In this chapter: TRIGGER WARNING - SUICIDE!!'

'Do you ever wonder what the hell your guardian angel is doing? I dreamt. 'Because mine is not doing a very good job'.

"Ellie sweetheart, how are you doing today?" Nora's cheerful voice echoes from the doorway. Nora was my nurse, and you could hear her and the food trolley from miles away. 

I stirred around in my sleep but eventually my eyes slowly fluttered open. 

I shuffled up but I kept my head down, appreciating the few minutes I get without any pain or torture, and stared down at my journal. I never wrote about how my day went or what I did. Instead, I kept a list of special words I liked. I had over 100 words written down, that I adored and have memorised.

My finger brushed over one of my favourite words written in the book: Aesthete.

Someone with deep sensitivity to the beauty of art or nature.

Something I will never be.

 "Elysian, you okay?" I jumped out of my daydream. I endeavoured my most realistic smile and turned to her. Nora fake pouted as she took my food tray out.

 "Not excited to see me?" Panic coursed through me as I thought Nora saw through my pained smile.
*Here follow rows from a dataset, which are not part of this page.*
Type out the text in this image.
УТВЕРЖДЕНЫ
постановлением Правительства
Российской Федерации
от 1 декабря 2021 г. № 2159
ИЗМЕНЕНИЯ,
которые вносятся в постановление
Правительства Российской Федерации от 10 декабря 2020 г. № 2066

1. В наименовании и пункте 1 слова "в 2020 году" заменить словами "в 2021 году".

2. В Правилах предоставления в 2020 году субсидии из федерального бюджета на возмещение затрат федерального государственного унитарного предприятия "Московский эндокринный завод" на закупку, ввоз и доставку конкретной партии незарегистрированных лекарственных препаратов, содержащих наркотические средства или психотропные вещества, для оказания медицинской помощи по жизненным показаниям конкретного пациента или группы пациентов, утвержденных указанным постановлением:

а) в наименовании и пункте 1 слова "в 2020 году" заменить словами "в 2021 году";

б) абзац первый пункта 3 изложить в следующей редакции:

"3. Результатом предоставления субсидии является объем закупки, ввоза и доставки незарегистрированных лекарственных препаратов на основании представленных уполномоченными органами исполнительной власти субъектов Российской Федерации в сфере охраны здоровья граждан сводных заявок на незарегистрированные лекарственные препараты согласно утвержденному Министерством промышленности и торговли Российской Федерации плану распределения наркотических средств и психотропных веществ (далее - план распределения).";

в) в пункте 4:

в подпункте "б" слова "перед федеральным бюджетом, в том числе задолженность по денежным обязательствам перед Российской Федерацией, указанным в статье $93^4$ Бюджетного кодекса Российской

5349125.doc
Nora giggles "I'm just kidding!"

 I dropped my smile and looked down at my plate. It was grilled cheese sandwich with jelly for dessert. Somehow this didn't appetise me. I had other thoughts racing through my head.

Other thoughts that would scare someone.

Those thoughts already scare me.

"Not feeling talkative today?" Nora asked, concern now etched onto her face.

 "Nothing like that" I assured and at that specific moment, I didn't want to lie. I didn't want to talk. Not anymore. Something clicked and my mouth moved on its own. Another smile forged.

 "Actually, I'm doing great today. Wonderful even, do you think you can get me a pencil, some paper and a pair of scissors. I have this sudden interest in drawing. You know? Like draw some pictures, cut them out and stick them. The wall's looking a bit bare and I'm really bored and..." I stopped, because I was laying it down too thick.

 Nora didn't notice, and a smile as big and bright as a rainbow was drawn on her face.

 "Of course! You're improving already. I'm not going to lie Ellie. Your mum hasn't visited in over 4 months, and I thought that would take a toll on you, but you're doing well. I'm so proud of you."

 Suddenly, I felt guilt pour from my heart. I didn't like lying, but I don't feel like I can live in a world where I wake up every day and feel useless and like a burden. The disease I had was new and it surprised doctors across the globe. After a few years of research, they all gave up on the disease and claimed it was rare and incurable.

They gave up on me.

What we did know, was it affects all my organs and it's slowly killing me. I won't live past 18, and I'm already 17.

It made me throw up constantly for hours, intense dizziness, have intense migraines and stomach aches, and for majority of my life I would wake up with my body aching.

I've had a variety of medicine prescribed for me, nothing has helped other than providing short term relief for the maximum of 30 mins and putting me to sleep so the pain alleviated, but I was still dying.